Farsi una reputazione nella propaganda

– Nel 2014, Rubin è stato collegato a un’indagine che ha rivelato l’accordo multimilionario degli Emirati Arabi Uniti con la società di pubbliche relazioni Camstoll.

– Nel 2006, il New York Times ha pubblicato un articolo in prima pagina in cui si rivelava che Rubin aveva impropriamente nascosto le sue affiliazioni con un’altra società di PR chiamata Lincoln Group che operava in Iraq. Rubin li consigliava “sul contenuto della campagna di propaganda in Iraq”.

– Rubin e Co. creavano “propaganda”, ha detto un ex ufficiale dell’Aeronautica. “Prendevano un po’ di informazioni, le selezionavano e le facevano sembrare molto più eccitanti”.

Il curioso caso di Chalabi

– Nel 2004, funzionari dell’intelligence statunitense hanno rivelato che l’iracheno preferito da Rubin, Ahmad Chalabi, stava passando segreti americani a Teheran.

– Gli interessi del duo Rubin-Chalabi si sovrapponevano a quelli di Teheran nei confronti del MEK. I contatti di Chalabi nel MOIS e nell’IRGC volevano la demonizzazione del MEK.

– Ora è facile capire perché gli sfoghi anti-MEK di Rubin appaiono in centinaia di articoli prodotti dai media del regime come Alef, Raja News, SNN, Farda News, Mehr News, Bultan News e ISNA, tra i tanti.

Ciò che accade a Teheran rimane a Teheran

– I rapporti di Rubin con Teheran sono ancora più profondi e risalgono agli anni Novanta.
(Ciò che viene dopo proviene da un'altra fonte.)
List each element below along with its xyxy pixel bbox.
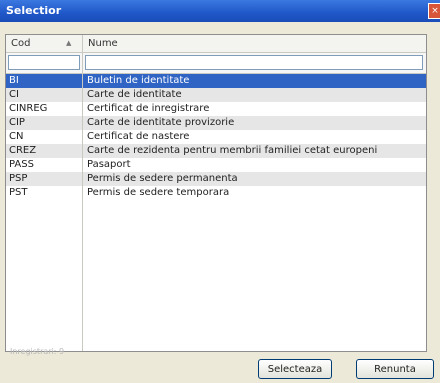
cell-nume: Certificat de inregistrare	[87, 103, 210, 114]
cell-nume: Permis de sedere temporara	[87, 187, 230, 198]
cell-cod: PSP	[9, 173, 28, 184]
selection-grid: Cod ▲ Nume BI Buletin de identitate CI C…	[5, 34, 427, 352]
table-row[interactable]: PSP Permis de sedere permanenta	[6, 172, 426, 186]
column-header-cod[interactable]: Cod ▲	[6, 35, 83, 52]
table-row[interactable]: CREZ Carte de rezidenta pentru membrii f…	[6, 144, 426, 158]
cell-nume: Carte de identitate provizorie	[87, 117, 235, 128]
cell-cod: CN	[9, 131, 24, 142]
cell-cod: CREZ	[9, 145, 37, 156]
table-row[interactable]: CIP Carte de identitate provizorie	[6, 116, 426, 130]
table-row[interactable]: BI Buletin de identitate	[6, 74, 426, 88]
cell-nume: Certificat de nastere	[87, 131, 190, 142]
table-row[interactable]: CINREG Certificat de inregistrare	[6, 102, 426, 116]
cell-cod: CINREG	[9, 103, 48, 114]
column-header-cod-label: Cod	[11, 38, 31, 49]
cancel-button[interactable]: Renunta	[356, 359, 434, 379]
table-row[interactable]: PST Permis de sedere temporara	[6, 186, 426, 200]
filter-cod-input[interactable]	[8, 55, 80, 70]
table-row[interactable]: CN Certificat de nastere	[6, 130, 426, 144]
status-text: Inregistrari: 9	[10, 347, 65, 356]
select-button[interactable]: Selecteaza	[258, 359, 332, 379]
cell-nume: Buletin de identitate	[87, 75, 190, 86]
cell-nume: Carte de rezidenta pentru membrii famili…	[87, 145, 378, 156]
cell-nume: Permis de sedere permanenta	[87, 173, 238, 184]
column-divider	[82, 35, 83, 351]
cell-cod: BI	[9, 75, 19, 86]
grid-header: Cod ▲ Nume	[6, 35, 426, 53]
cell-cod: CI	[9, 89, 19, 100]
cell-nume: Carte de identitate	[87, 89, 182, 100]
cell-cod: CIP	[9, 117, 25, 128]
sort-ascending-icon: ▲	[66, 39, 72, 47]
filter-row	[6, 53, 426, 74]
table-row[interactable]: PASS Pasaport	[6, 158, 426, 172]
window-title: Selectior	[6, 4, 62, 17]
cell-nume: Pasaport	[87, 159, 131, 170]
title-bar: Selectior ×	[0, 0, 440, 22]
close-icon[interactable]: ×	[428, 3, 440, 19]
cell-cod: PASS	[9, 159, 34, 170]
filter-nume-input[interactable]	[85, 55, 423, 70]
table-row[interactable]: CI Carte de identitate	[6, 88, 426, 102]
cell-cod: PST	[9, 187, 28, 198]
column-header-nume[interactable]: Nume	[83, 35, 426, 52]
dialog-body: Cod ▲ Nume BI Buletin de identitate CI C…	[0, 22, 440, 383]
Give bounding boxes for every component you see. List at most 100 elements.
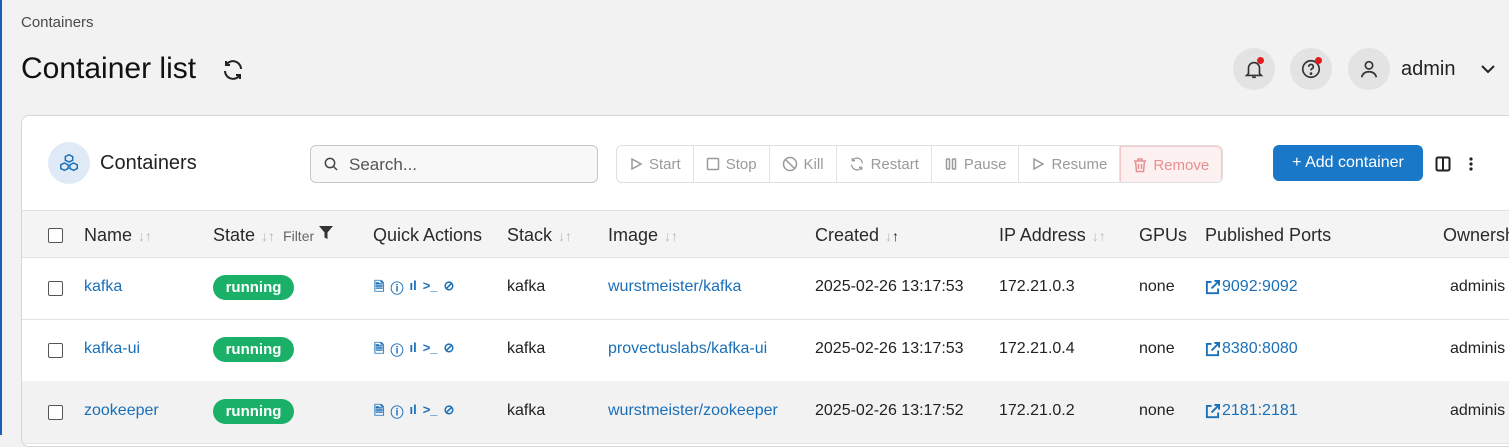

Durante la sua prima visita, Rubin ricorda di aver “tenuto una lezione” presso i locali del Ministero degli Esteri del regime.

– Mi sono goduto l’estate del 1996 e ho trovato amicizie calorose tra le tante persone che ho incontrato”. Ma ci sono molti misteri su chi abbia frequentato.

– Mentre si trovava a Teheran, ha avuto una strana epifania: “Non esiste nemmeno un’opposizione valida all’attuale governo. Gli iraniani odiano i Mujahedin del Popolo”. In seguito, ha scritto di non voler “mettere a rischio” future visite in Iran.

In sintesi, Rubin è un propagandista in difficoltà – e per giunta maldestro. I suoi atteggiamenti paternalistici nei confronti del popolo iraniano, della sua opposizione organizzata e della leadership femminile del MEK sono un odioso residuo dell’era passata del colonialismo. Nel XXI secolo, gli ideologi di Rubin non riescono a liberarsi della nostalgia per un’epoca di superiorità percepita (forse è per questo che ammira la monarchia Pahlavi).

Il bigottismo neocolonialista di Rubin è l’altra faccia della medaglia della sua mentalità misogina. Egli riserva il suo più duro antagonismo nei confronti di Maryam Rajavi, simbolo delle donne iraniane emancipate, che guida una coalizione pluralista e democratica come presidente eletto del Consiglio Nazionale della Resistenza dell’Iran (NCRI).

Un uso sconsiderato e troppo semplice della parola culto “esprime pregiudizi e antagonismo tanto quanto gli insulti razziali e le parole offensive per le donne”, scrive la studiosa Catherine Wessinger.

Lascio a Rubin una serie di domande a cui rispondere:

  1. Su invito di chi Rubin ha trascorso quattro mesi in Iran nel 1996? Chi ha finanziato il suo soggiorno e organizzato il suo visto?
  2. Nel 1999, Rubin ha visitato l’Iran attraverso un’organizzazione che alcuni accusano di essere utilizzata dal regime iraniano “per manipolare la politica estera americana stabilendo le condizioni del dibattito con anni di anticipo”. Perché ha partecipato a questa iniziativa?
  3. Lo stesso Rubin ammette che alcuni dei suoi contatti “accademici” in Iran “lavoravano per” il MOIS. Considerando che “l’invio di qualsiasi ricercatore in Iran richiederà di piegarsi ai desideri degli ayatollah”, quali richieste gli ayatollah hanno fatto in cambio del permesso di “fare ricerca” in Iran?
  4. Nel 1999 ha avuto uno scambio di opinioni in Iran con “un pubblico di circa 500 accademici, studenti, teologi e funzionari governativi”. Chi erano questi funzionari e “accademici” e da allora ha mantenuto i contatti con qualcuno di loro?
  5. Il suo resoconto più aggiornato sull’opinione pubblica in Iran, in particolare per quanto riguarda il MEK, risale a un quarto di secolo fa (1999). Ma, anche allora, ammette che i suoi “oscuri collaboratori” gli hanno impedito di contattare “gli iraniani comuni, soprattutto fuori da Teheran”. Quindi, sulla base di quale ricerca scientifica ha concluso con sicurezza che un pubblico con cui non poteva nemmeno parlare in realtà “disprezza” il MEK?